Scapin E’ morto Giancarlo Scapin, un grande maestro della ceramica artistica contemporanea. Di Schio, ha fatto conoscere i suoi lavori a mezza Europa, compresi ITS Cesaris e Villa Vistarini, dove lo ricordano perfettamente per la sua didattica, per come ha appassionato gli studenti dell’istituto con una dimostrazione di sapienza e di mestiere, interessandoli al significato dell’ operare e ai contenuti: soggetto, genere, iconologia, gusto, elementi culturali, sociali, rituali, eccetera.
A noi spetta ricordarlo non per la circostanza, ma perché lo teniamo presente come uno degli  artisti  impegnati a rendere chiare le leggi di combinazione, di costruzione e gli aspetti di occasionalità che sono in ogni fare artistico. Nel produrre oggetti d’arte non c’è alcun intervento “divino” o “superiore”, amava dire, togliendo di dosso all’artista quella patina di muffa che i secoli gli avevano appiccicato.
Nella pratica aveva caratteristiche tutto personali: sapeva mettere in sintesi dinamica gli elementi e muovere le strutture dell’immaginario. I lodigiani hanno visto in lui un creativo coinvolgente, un grande artigiano di professata chiarezza  intellettuale. Ma anche l’autore di opere di grande appagamento estetico.
Scapin era un cultore non solo della materia-terra, ma dei suoi collegamenti rituali e antropologici. Non era, per dirla in breve, un semplice sostenitore dell’emozione e della regola.

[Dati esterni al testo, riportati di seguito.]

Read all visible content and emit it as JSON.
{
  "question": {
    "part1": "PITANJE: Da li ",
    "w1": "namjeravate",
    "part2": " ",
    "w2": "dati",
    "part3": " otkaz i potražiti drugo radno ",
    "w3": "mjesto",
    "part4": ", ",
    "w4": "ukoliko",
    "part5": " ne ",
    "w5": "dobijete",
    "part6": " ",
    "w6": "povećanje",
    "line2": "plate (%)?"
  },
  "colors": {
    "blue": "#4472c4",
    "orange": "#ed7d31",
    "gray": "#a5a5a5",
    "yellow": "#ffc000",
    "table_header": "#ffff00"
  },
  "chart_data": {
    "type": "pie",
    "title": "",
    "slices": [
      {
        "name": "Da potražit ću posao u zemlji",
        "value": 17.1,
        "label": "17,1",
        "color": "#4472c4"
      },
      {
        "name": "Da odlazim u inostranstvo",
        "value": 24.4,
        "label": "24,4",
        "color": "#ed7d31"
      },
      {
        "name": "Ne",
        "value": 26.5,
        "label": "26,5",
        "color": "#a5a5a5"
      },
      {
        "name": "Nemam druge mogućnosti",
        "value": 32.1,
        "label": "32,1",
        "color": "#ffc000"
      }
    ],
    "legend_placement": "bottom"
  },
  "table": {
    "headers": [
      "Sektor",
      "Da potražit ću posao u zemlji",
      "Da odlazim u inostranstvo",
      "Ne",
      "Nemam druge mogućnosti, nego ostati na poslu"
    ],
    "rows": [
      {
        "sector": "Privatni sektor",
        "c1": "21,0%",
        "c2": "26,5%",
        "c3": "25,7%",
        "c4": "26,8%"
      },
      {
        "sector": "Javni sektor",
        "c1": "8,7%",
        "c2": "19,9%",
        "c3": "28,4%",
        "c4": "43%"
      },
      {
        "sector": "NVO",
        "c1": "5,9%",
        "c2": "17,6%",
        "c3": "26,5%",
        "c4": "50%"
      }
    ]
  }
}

Colpiva la sua energia, la vitalità, la manualità, la forza delle idee con cui sosteneva l’importanza del lavoro umano. Metteva grande impegno nel darne dimostrazione. Nel manifestare padronanza e continuità di rapporto tra la mano e la mente.
La sua produzione è connotata di valori, ricerca, poesia, sensibilità umana. Di lui in vita,  molti han detto era un creatore di emozioni. E’ stato un vero artigiano di mestiere, un maestro della forma. Che rifiutava la neutralità. Nella forma – in essa e con essa – egli cercava il valore. Il valore intimo, il valore plastico, l’accordo “musicale”.  Era un conoscitore straordinario di materiali e della loro applicazione. “Sono elementi importanti”, diceva.”Si inseriscono e muovono i processi creativi”.  Congiunti alle motivazioni. Saldati all’alta professionalità. Insieme alle variabili: mistiche, idealistiche, corporee, fatturali e sentimentali. Tutte cose a cui Giancarlo Scapin credeva e con cui aiutava a “gustare” i risultati. Coinvolgendo sul fronte ampio della cultura.